Original-URL des Artikels: https://www.golem.de/news/fuer-mobilfunkprojekt-nova-google-koennte-eigenen-vpn-dienst-planen-1503-113013.html    Veröffentlicht: 17.03.2015 16:59    Kurz-URL: https://glm.io/113013

Für Mobilfunkprojekt Nova

Google könnte eigenen VPN-Dienst planen

Im aktuellen Android 5.1 finden sich Hinweise auf einen VPN-Dienst von Google. Dies wird mit dem geplanten Mobilfunk-Angebot von Google in Verbindung gebracht und könnte zur Nutzung der Hotspots der Partner Sprint und T-Mobile dienen.

Mit dem eher kleinen Update Android 5.1 verteilt Google auch eine Anwendung mit dem Namen Google Connectivity Services, wie Android Police berichtet. Demnach erscheint die Anwendung nicht über ein Icon in der Oberfläche, sondern muss über die Android Debug Bridge (ADB) gestartet werden. Dann erscheine eine kleine Oberfläche mit dem Titel Google VPN.

Ebenso soll eine Erklärung auftauchen, dass eine VPN-Verbindung dabei helfe, die Daten eines Nutzers zu schützen, falls sich dieser mit einem offenen WLAN verbindet. Darüber hinaus ist ein Dialog zu sehen, der die Anwender darüber informiert, dass eine VPN-Verbindung aufgebaut werden soll. Bei einer Bestätigung erscheine schließlich ein Schlüsselsymbol in der oberen Leiste, wenn die VPN-Verbindung aktiviert sei, heißt es in dem Dialog.

Dem Bericht zufolge liefert eine Analyse der APK-Datei der Anwendung zudem mehrere Details, die auf eine mögliche Verbindung zu Googles Mobilfunkprojekt mit dem Codenamen Nova hindeuten. Der dazugehörige Code umfasse gar 15 Prozent der gesamten App. Damit gebe es nicht nur den ersten tatsächlichen Code-Hinweis auf Nova, es ermögliche auch Einblicke in die wahrscheinliche Funktionsweise von Googles Mobilfunkdienst.

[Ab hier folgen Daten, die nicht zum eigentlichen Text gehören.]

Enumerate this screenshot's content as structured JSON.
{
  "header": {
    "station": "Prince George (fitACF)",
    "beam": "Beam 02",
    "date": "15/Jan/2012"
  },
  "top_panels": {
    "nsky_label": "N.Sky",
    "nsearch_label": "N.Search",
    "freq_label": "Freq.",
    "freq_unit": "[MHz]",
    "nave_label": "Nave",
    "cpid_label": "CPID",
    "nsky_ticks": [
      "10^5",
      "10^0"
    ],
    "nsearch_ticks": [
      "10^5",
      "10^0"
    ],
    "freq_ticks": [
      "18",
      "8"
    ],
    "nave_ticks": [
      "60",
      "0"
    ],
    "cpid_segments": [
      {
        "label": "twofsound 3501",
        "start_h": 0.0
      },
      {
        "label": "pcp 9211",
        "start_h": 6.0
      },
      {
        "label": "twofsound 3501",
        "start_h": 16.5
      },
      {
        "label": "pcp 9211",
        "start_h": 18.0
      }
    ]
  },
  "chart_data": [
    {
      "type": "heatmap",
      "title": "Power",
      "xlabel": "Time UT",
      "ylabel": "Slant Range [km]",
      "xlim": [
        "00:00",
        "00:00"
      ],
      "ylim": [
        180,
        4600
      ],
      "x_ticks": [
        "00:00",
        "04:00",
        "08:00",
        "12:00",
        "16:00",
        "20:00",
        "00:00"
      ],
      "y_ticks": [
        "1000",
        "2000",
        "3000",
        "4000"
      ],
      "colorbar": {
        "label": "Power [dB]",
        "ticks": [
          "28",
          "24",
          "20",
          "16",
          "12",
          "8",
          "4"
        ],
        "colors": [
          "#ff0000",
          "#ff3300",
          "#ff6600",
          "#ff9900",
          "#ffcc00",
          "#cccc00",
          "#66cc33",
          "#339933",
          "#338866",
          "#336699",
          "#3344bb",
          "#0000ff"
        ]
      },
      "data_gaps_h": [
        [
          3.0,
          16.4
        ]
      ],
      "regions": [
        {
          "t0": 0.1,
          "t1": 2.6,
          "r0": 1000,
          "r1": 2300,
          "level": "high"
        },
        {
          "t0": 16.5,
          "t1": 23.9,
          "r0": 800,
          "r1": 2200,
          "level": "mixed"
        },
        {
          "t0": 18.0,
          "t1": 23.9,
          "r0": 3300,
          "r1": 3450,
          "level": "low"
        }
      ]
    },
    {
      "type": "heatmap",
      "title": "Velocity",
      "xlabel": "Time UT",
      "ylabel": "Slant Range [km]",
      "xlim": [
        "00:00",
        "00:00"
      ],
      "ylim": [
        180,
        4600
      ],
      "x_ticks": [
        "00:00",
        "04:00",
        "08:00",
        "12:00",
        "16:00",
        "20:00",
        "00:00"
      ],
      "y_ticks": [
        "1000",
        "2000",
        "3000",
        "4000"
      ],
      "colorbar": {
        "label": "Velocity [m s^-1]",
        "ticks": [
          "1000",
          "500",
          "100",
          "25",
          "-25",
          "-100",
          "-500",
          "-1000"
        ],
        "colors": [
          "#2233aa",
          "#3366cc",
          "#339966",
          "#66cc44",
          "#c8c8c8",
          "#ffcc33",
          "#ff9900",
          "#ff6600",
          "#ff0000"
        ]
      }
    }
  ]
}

Nach ersten Spekulationen zu Beginn dieses Jahres bestätigte Googles Android-Chef Sundar Pichai auf dem Mobile World Congress 2015 die Planung eigener Mobilfunktarife und die Zusammenarbeit mit den Betreibern Sprint und T-Mobile in den USA. Möglicherweise wird der VPN-Dienst den Google-Kunden angeboten, um die WLAN-Hotspots der Kooperationspartner nutzen zu können. Zu Details halten sich die beteiligten Unternehmen bisher aber größtenteils bedeckt.  (sg)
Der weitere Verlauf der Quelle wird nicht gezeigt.